When you contact us you will talk with one of our trained volunteers who are experienced in how to help people in your situation. They will listen to you, unpack your story and feelings, and work with you to help you through your challenges. Anyone may call and get support. We help everyone, regardless of age, gender, religious views, or nationality.

About ERAN: Emotional First Aid Eran Website, SMS- 052-999-3544, Call *1201

ERAN provides Lifesaving Emotional First Aid Services, offering initial response and emotional support on the phone and online, while maintaining strict confidentiality and anonymity. ERAN supports in situations such as dealing with trauma, depression, economic distress, teen challenges, loneliness, violence, abuse, eating disorders, self-image & sexual identity, difficulty in raising children, distress of Holocaust survivors, anxiety, war and Post trauma.

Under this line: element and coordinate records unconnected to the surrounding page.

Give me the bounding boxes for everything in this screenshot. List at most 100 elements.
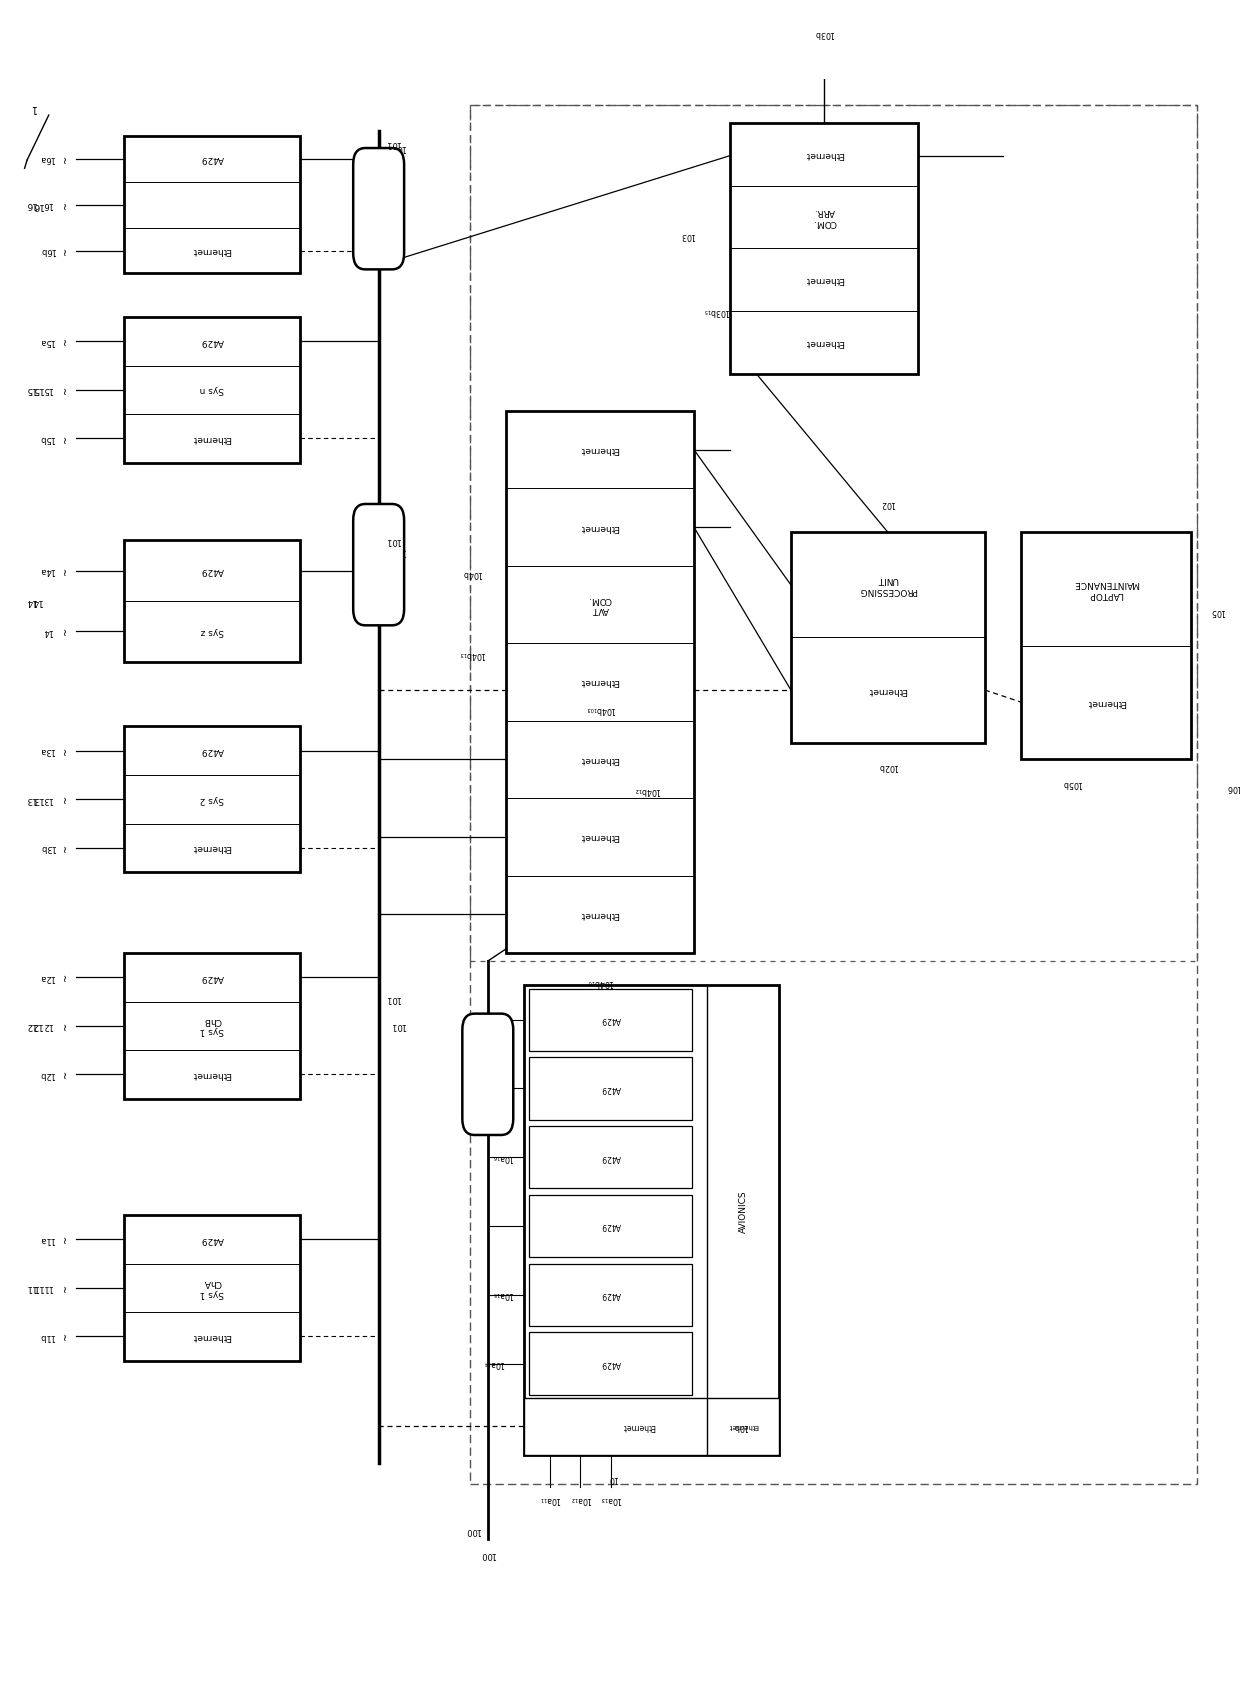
Bar — [730, 122, 919, 374]
Text: 102: 102 — [880, 498, 895, 508]
FancyBboxPatch shape — [463, 1013, 513, 1136]
Text: 101: 101 — [391, 1022, 407, 1030]
Bar — [529, 1263, 692, 1326]
Text: 12b: 12b — [40, 1069, 56, 1080]
Text: 16: 16 — [42, 201, 53, 209]
Text: 13a: 13a — [40, 746, 56, 755]
Text: 10a₁₃: 10a₁₃ — [600, 1496, 621, 1504]
Text: 14: 14 — [31, 597, 42, 607]
Bar — [124, 318, 300, 462]
Text: Ethernet: Ethernet — [580, 522, 620, 532]
Bar — [1022, 532, 1192, 758]
Text: ~: ~ — [61, 337, 71, 345]
Text: 14: 14 — [42, 627, 53, 636]
Bar — [124, 1216, 300, 1360]
Text: PROCESSING
UNIT: PROCESSING UNIT — [859, 575, 918, 595]
Text: 12: 12 — [31, 1022, 42, 1030]
Text: Ethernet: Ethernet — [192, 434, 232, 444]
FancyBboxPatch shape — [353, 148, 404, 269]
Bar — [124, 136, 300, 274]
Text: 105b: 105b — [1063, 779, 1083, 787]
Text: A429: A429 — [601, 1222, 620, 1231]
Text: 13b: 13b — [40, 843, 56, 852]
Text: 11: 11 — [31, 1284, 42, 1292]
Text: Ethernet: Ethernet — [192, 1069, 232, 1080]
Text: A429: A429 — [201, 566, 223, 575]
Bar — [791, 532, 985, 743]
Text: 11b: 11b — [40, 1331, 56, 1341]
Text: A429: A429 — [601, 1153, 620, 1161]
Bar — [124, 726, 300, 872]
Text: Ethernet: Ethernet — [805, 150, 844, 158]
Text: Ethernet: Ethernet — [868, 685, 908, 695]
Text: 103: 103 — [681, 231, 696, 240]
Text: 104b: 104b — [463, 570, 482, 578]
Text: 10: 10 — [609, 1474, 619, 1484]
Text: ~: ~ — [61, 566, 71, 575]
Text: A429: A429 — [201, 337, 223, 345]
FancyBboxPatch shape — [353, 503, 404, 626]
Text: Ethernet: Ethernet — [192, 246, 232, 255]
Text: 10a₁₁: 10a₁₁ — [539, 1496, 560, 1504]
Text: 10a₁₄: 10a₁₄ — [484, 1358, 505, 1369]
Bar — [525, 986, 779, 1455]
Text: 101: 101 — [391, 547, 407, 556]
Text: ~: ~ — [61, 746, 71, 755]
Text: ~: ~ — [61, 155, 71, 163]
Bar — [470, 105, 1197, 960]
Text: AVIONICS: AVIONICS — [739, 1190, 748, 1232]
Text: 14a: 14a — [40, 566, 56, 575]
Text: A429: A429 — [601, 1085, 620, 1093]
Text: A429: A429 — [201, 155, 223, 163]
Bar — [525, 1397, 779, 1455]
Bar — [529, 1195, 692, 1256]
Text: 12a: 12a — [40, 972, 56, 981]
Text: 16b: 16b — [40, 246, 56, 255]
Text: Sys 1
ChA: Sys 1 ChA — [200, 1278, 224, 1297]
Text: ~: ~ — [61, 386, 71, 394]
Text: ~: ~ — [61, 796, 71, 804]
Text: 105: 105 — [1210, 607, 1225, 615]
Text: ~: ~ — [61, 1333, 71, 1341]
Text: 101: 101 — [391, 143, 407, 151]
Text: 11: 11 — [42, 1284, 53, 1292]
Text: ~: ~ — [61, 972, 71, 981]
Text: 15: 15 — [25, 386, 36, 394]
Text: AVT
COM.: AVT COM. — [588, 595, 611, 614]
Text: LAPTOP
MAINTENANCE: LAPTOP MAINTENANCE — [1074, 580, 1140, 598]
Text: 101: 101 — [386, 536, 401, 546]
Text: Ethernet: Ethernet — [580, 910, 620, 918]
Text: 15: 15 — [31, 386, 42, 394]
Bar — [506, 411, 694, 954]
Text: 13: 13 — [31, 796, 42, 804]
Text: 16: 16 — [25, 201, 36, 209]
Text: ~: ~ — [61, 1236, 71, 1243]
Text: 15a: 15a — [40, 337, 56, 345]
Text: Ethernet: Ethernet — [1086, 697, 1126, 707]
Text: 102b: 102b — [878, 762, 898, 772]
Text: A429: A429 — [201, 746, 223, 755]
Text: 10a₁₆: 10a₁₆ — [492, 1153, 513, 1161]
Text: 10b: 10b — [733, 1421, 748, 1431]
Text: Ethernet: Ethernet — [580, 833, 620, 842]
Text: ~: ~ — [61, 843, 71, 852]
Text: Ethernet: Ethernet — [805, 275, 844, 284]
Bar — [529, 1333, 692, 1394]
Text: Ethernet: Ethernet — [622, 1421, 655, 1431]
Text: 12: 12 — [42, 1022, 53, 1030]
Text: 106: 106 — [1226, 784, 1240, 792]
Bar — [124, 541, 300, 661]
Text: 11a: 11a — [40, 1234, 56, 1244]
Text: Sys 2: Sys 2 — [200, 796, 224, 804]
Text: 103b₁₅: 103b₁₅ — [703, 306, 729, 316]
Text: ~: ~ — [61, 1022, 71, 1030]
Text: 10a₁₅: 10a₁₅ — [492, 1290, 513, 1299]
Text: 101: 101 — [386, 139, 401, 148]
Text: A429: A429 — [201, 972, 223, 981]
Text: 16: 16 — [31, 201, 42, 211]
Bar — [529, 1057, 692, 1120]
Text: Ethernet: Ethernet — [192, 843, 232, 852]
Text: 100: 100 — [480, 1550, 496, 1559]
Text: 104b₁₀: 104b₁₀ — [587, 977, 613, 986]
Text: Sys z: Sys z — [200, 627, 223, 636]
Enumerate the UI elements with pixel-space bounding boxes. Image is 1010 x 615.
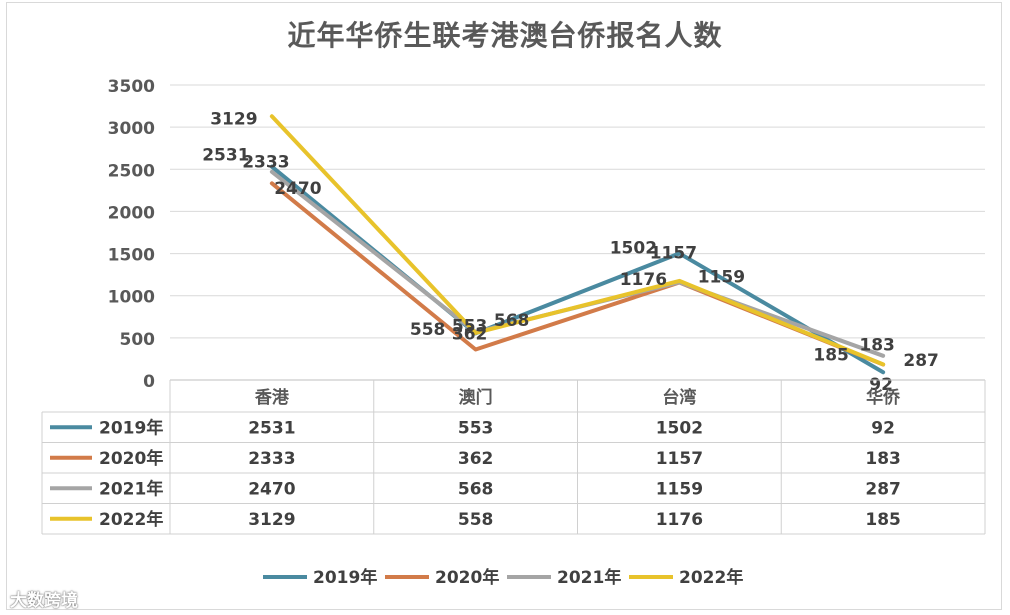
data-label: 3129 (210, 109, 257, 129)
table-cell-value: 1159 (656, 479, 703, 499)
legend-label: 2021年 (557, 567, 621, 588)
x-category-label: 澳门 (459, 387, 493, 408)
data-label: 553 (452, 316, 488, 336)
data-label: 1157 (650, 243, 697, 263)
data-label: 568 (494, 311, 530, 331)
table-cell-value: 92 (871, 418, 895, 438)
table-cell-value: 568 (458, 479, 494, 499)
table-cell-value: 2531 (248, 418, 295, 438)
data-label: 2333 (242, 152, 289, 172)
data-label: 185 (813, 345, 849, 365)
data-label: 362 (452, 324, 488, 344)
data-label: 1502 (610, 238, 657, 258)
y-tick-label: 1500 (108, 246, 155, 266)
table-cell-value: 287 (865, 479, 901, 499)
table-series-label: 2021年 (99, 478, 163, 499)
data-label: 1176 (620, 270, 667, 290)
data-label: 1159 (698, 267, 745, 287)
y-tick-label: 500 (120, 330, 156, 350)
table-cell-value: 362 (458, 449, 494, 469)
series-line (269, 114, 886, 367)
chart-title: 近年华侨生联考港澳台侨报名人数 (287, 19, 723, 52)
y-tick-label: 0 (143, 372, 155, 392)
legend-label: 2019年 (313, 567, 377, 588)
table-cell-value: 1502 (656, 418, 703, 438)
table-cell-value: 3129 (248, 510, 295, 530)
table-series-label: 2019年 (99, 417, 163, 438)
table-series-label: 2022年 (99, 509, 163, 530)
table-cell-value: 558 (458, 510, 494, 530)
y-tick-label: 2500 (108, 161, 155, 181)
series-line (269, 164, 886, 375)
y-tick-label: 3500 (108, 77, 155, 97)
table-cell-value: 2470 (248, 479, 295, 499)
table-cell-value: 553 (458, 418, 494, 438)
y-tick-label: 3000 (108, 119, 155, 139)
legend-label: 2022年 (679, 567, 743, 588)
y-tick-label: 2000 (108, 203, 155, 223)
table-cell-value: 183 (865, 449, 901, 469)
table-cell-value: 2333 (248, 449, 295, 469)
data-label: 2531 (202, 146, 249, 166)
chart-frame (6, 2, 1002, 610)
table-series-label: 2020年 (99, 448, 163, 469)
x-category-label: 台湾 (662, 387, 696, 408)
x-category-label: 华侨 (866, 387, 901, 408)
legend-label: 2020年 (435, 567, 499, 588)
watermark-logo: 大数跨境 (10, 591, 78, 611)
table-cell-value: 1176 (656, 510, 703, 530)
data-label: 2470 (274, 179, 321, 199)
data-label: 183 (859, 336, 895, 356)
y-tick-label: 1000 (108, 288, 155, 308)
data-label: 558 (410, 320, 446, 340)
x-category-label: 香港 (255, 387, 290, 408)
table-cell-value: 1157 (656, 449, 703, 469)
table-cell-value: 185 (865, 510, 901, 530)
data-label: 287 (903, 351, 939, 371)
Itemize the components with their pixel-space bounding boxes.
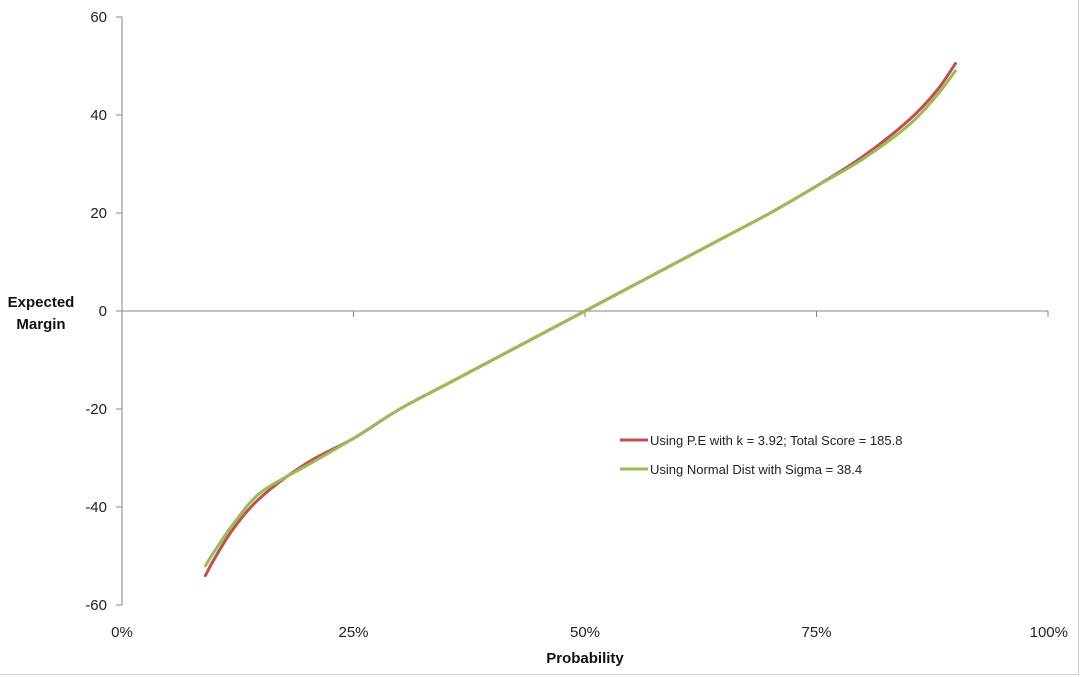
legend: Using P.E with k = 3.92; Total Score = 1… <box>620 433 902 477</box>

Information Taken from Find a Helpline 


Here are 5 steps you can take to help someone who is having thoughts of suicide:

From the National Institute of Mental Health:

  1. ASK: “Are you thinking about suicide?” It’s not an easy question to ask, but it can help start a conversation. Studies show that asking people  if they are suicidal does not increase suicidal behavior or thoughts.
  • HELP KEEP THEM SAFE: Reducing access to highly lethal items or places can help prevent suicide. Asking the person if they have a plan and making lethal means less available or less deadly can help the person stay safe when suicidal thoughts arise.
  • HELP THEM CONNECT: Connecting the person with the 988 Suicide & Crisis Lifeline  (call or text 988) and other community resources can give them a safety net when they need it. You can also help them reach out to a trusted family member, friend, spiritual advisor, or mental health professional.
  • FOLLOW UP: Staying in touch with the person after they have experienced a crisis or been discharged from care can make a difference. Studies show that supportive, ongoing contact can play an important role in suicide prevention.